Die Dichte an guten Songs bleibt auch 31 Jahre später beeindruckend, da ist es nicht weiterhin verwunderlich, dass sich "Appetite" 30 Millionen mal verkauft hat. Gute gebrauchte Exemplare kriegt man für wenige Euro - lohnt es sich also, ein Vielfaches für eine der Remastered-Versionen auszugeben?
Von der absurden "Locked N' Loaded"-Ausgabe abgesehen, die nur über die Bandwebseite zu beziehen ist und soviel kostet wie ein Premium-Kühlschrank samt Bierfüllung, kommt eigentlich nur die vorliegende Version in Frage, die mit gut 150 EUR auch ordentlich zu Buche schlägt. Dafür gibt es neben Facsimile-Tickets, Fotos aus der Gruft von Sänger Axl Rose und weiterem nett anzusehenden Schnickschnack vor allem eine umfangreiche Sammlung an Demos.

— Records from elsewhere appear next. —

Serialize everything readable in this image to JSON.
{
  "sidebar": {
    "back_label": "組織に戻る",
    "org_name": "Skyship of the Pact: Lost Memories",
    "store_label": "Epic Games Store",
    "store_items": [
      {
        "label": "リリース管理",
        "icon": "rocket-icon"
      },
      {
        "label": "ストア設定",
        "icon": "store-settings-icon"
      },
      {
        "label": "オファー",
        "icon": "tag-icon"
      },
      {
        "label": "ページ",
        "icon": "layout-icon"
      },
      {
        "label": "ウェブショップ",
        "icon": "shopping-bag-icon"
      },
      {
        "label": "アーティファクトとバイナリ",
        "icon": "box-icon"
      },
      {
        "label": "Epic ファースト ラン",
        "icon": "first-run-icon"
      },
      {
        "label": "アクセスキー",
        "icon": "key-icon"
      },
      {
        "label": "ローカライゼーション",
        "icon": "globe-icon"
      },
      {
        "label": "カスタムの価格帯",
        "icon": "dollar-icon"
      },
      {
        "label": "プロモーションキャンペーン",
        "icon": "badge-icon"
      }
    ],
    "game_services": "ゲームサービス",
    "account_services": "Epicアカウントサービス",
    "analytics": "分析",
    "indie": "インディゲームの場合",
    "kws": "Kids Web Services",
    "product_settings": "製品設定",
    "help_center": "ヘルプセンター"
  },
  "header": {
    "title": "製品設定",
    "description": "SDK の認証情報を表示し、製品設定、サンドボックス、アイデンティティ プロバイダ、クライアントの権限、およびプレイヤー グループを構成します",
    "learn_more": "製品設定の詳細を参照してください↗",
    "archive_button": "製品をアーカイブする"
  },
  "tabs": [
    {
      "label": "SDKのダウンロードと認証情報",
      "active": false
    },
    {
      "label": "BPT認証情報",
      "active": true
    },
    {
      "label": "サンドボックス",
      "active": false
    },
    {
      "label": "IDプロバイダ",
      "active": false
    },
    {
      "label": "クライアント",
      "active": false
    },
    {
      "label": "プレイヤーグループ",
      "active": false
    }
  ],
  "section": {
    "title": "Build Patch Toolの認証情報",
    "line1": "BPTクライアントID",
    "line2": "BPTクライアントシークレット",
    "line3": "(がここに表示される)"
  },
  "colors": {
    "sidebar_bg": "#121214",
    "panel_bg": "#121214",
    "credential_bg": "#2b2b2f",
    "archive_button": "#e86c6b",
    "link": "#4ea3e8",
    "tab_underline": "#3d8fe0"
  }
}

Zuerst hört man sich durch die aufpolierte Version des Originalalbums, das damals schon verdammt gut klang. Und die EP "Lies", die 1988 aus dem G'n'R-Urdemo "Live Like A Suicide" und vier Akustiktracks bestand, wobei das umstrittene "One In A Million" nicht dabei ist, (kein Wunder: "Immigrants and faggots / They make no sense to me / They come to our country / And think they do as their please"). Dann wird es interessant: CD 3 und 4 beinhalten nicht nur Demos der Stücke, die auf "Appetite" landeten und den bekannten Versionen recht nahe kommen, wenn auch der Feinschliff noch fehlt - Axl und vor allem Slash huldigen ihren Vorbildern: Rolling Stones ("Jumpin' Jack Flash", einmal thrashig, einmal akustisch), Elvis Presley ("Heartbreak Hotel") oder AC/DC (eine Liveversion von "Whole Lotta Rosie" aus London von 1987). Roses Bemerkung "I ain't no Bon Scott" klingt lustig angesichts des Umstandes, dass er später sein Nach-Nachfolger wurde.
Die Erkenntnis: Die Band hatte so viele gute Stücke auf Lager, dass sie einige aussortierten musste. "Shadow Of Your Love" ist hier ganze drei Mal zu hören, aber auf keinem ihrer offiziellen Alben. Bob Dylans "Knocking On Heaven's Door" klang 1987 schon genau so wie auf "Use Your Illusion" 1991. Auch hatten sie zu Beginn der Karriere im Studio durchaus Spaß, wie eine besoffene Version von "Move To The City" beweist.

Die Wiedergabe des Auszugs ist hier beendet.